Personal information
- Born: 19 November 1976 (age 49) Liverpool, Australia

Chess career
- Country: Australia (until 2023) Norway (since 2023)
- Title: International Master (1996)
- Peak rating: 2419 (July 2006)

= John-Paul Wallace =

Australian chess player

John-Paul Wallace (born 19 November 1976 in Liverpool, New South Wales) is a professional chess player awarded the title of International Master in 1996 by FIDE (World Chess Federation).

He has represented Australia in two Chess Olympiads in Moscow, Russia in 1994 and Yerevan, Armenia in 1996.
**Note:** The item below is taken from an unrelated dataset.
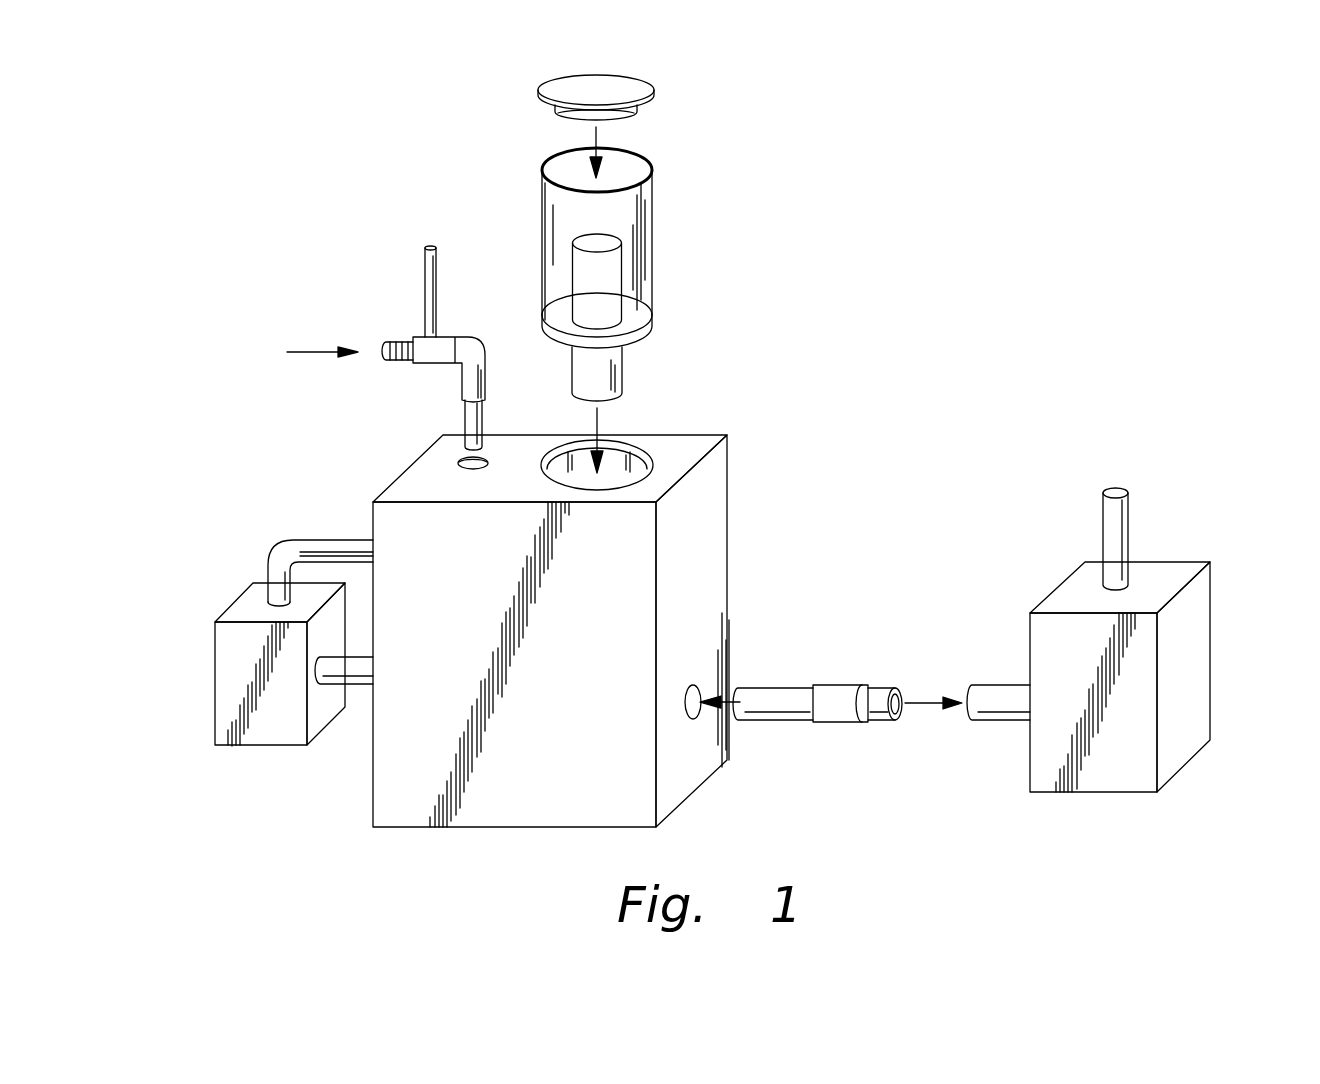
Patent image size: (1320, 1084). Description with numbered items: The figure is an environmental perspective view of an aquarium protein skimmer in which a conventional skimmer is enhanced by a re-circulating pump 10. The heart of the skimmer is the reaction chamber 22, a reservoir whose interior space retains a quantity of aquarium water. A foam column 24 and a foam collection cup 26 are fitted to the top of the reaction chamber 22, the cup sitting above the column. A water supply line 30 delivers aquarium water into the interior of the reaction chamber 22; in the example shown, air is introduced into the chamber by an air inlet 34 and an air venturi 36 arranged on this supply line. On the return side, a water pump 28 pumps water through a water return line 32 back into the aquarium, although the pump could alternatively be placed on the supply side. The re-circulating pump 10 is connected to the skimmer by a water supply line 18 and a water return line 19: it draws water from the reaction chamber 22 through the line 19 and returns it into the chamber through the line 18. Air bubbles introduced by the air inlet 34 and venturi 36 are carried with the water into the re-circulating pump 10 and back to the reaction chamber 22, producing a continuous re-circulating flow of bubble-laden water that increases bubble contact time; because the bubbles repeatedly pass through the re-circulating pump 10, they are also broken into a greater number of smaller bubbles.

He holds the record for the youngest Australian chess champion to date. He achieved this in the 1993/94 Australian Chess Championship at the age of 17. He won the Pratt Foundation Australian Open chess tournament in 2003 before moving to Europe and currently resides in London.
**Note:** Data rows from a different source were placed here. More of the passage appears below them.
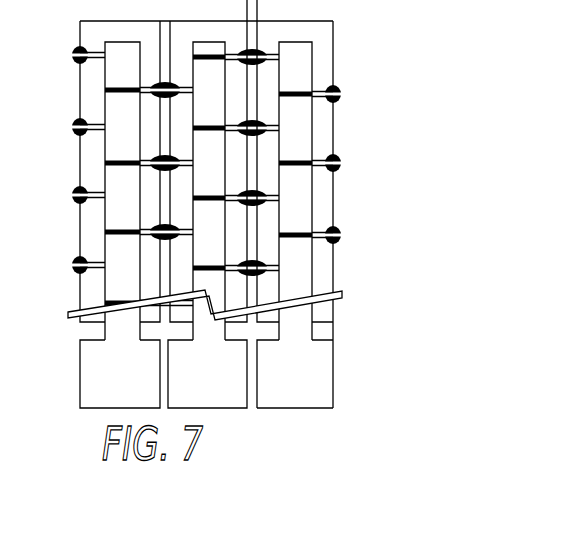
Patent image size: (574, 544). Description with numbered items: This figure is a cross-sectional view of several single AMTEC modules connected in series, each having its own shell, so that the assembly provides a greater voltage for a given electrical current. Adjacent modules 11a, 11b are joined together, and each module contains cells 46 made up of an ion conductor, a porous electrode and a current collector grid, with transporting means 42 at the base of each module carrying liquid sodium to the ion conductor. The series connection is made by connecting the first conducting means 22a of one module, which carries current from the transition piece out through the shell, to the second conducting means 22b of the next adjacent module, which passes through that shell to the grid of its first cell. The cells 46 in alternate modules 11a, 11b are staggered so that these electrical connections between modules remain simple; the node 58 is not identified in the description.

The contact node 58 is at (257, 52).
The second conducting means 22b is at (270, 53).
The first conducting means 22a is at (268, 66).
The cell 46 is at (302, 135).
The transporting means 42 is at (308, 378).
The AMTEC module 11a is at (240, 410).
The AMTEC module 11b is at (320, 412).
In February 2023, after many years without strong tournament performances, John-Paul won the Kragero Open in Norway ahead of 12 Grandmasters and scored a GM norm -http://turneringsservice.sjakklubb.no/standings.aspx?TID=KrageroResortChessInternationa2023-KrageroSjakklubbUngdom

John-Paul works as a professional chess coach and is a contributor to various magazines and websites including chesspublishing.com and chesslecture.com. John-Paul is a co-director of Wallace Chess Ltd.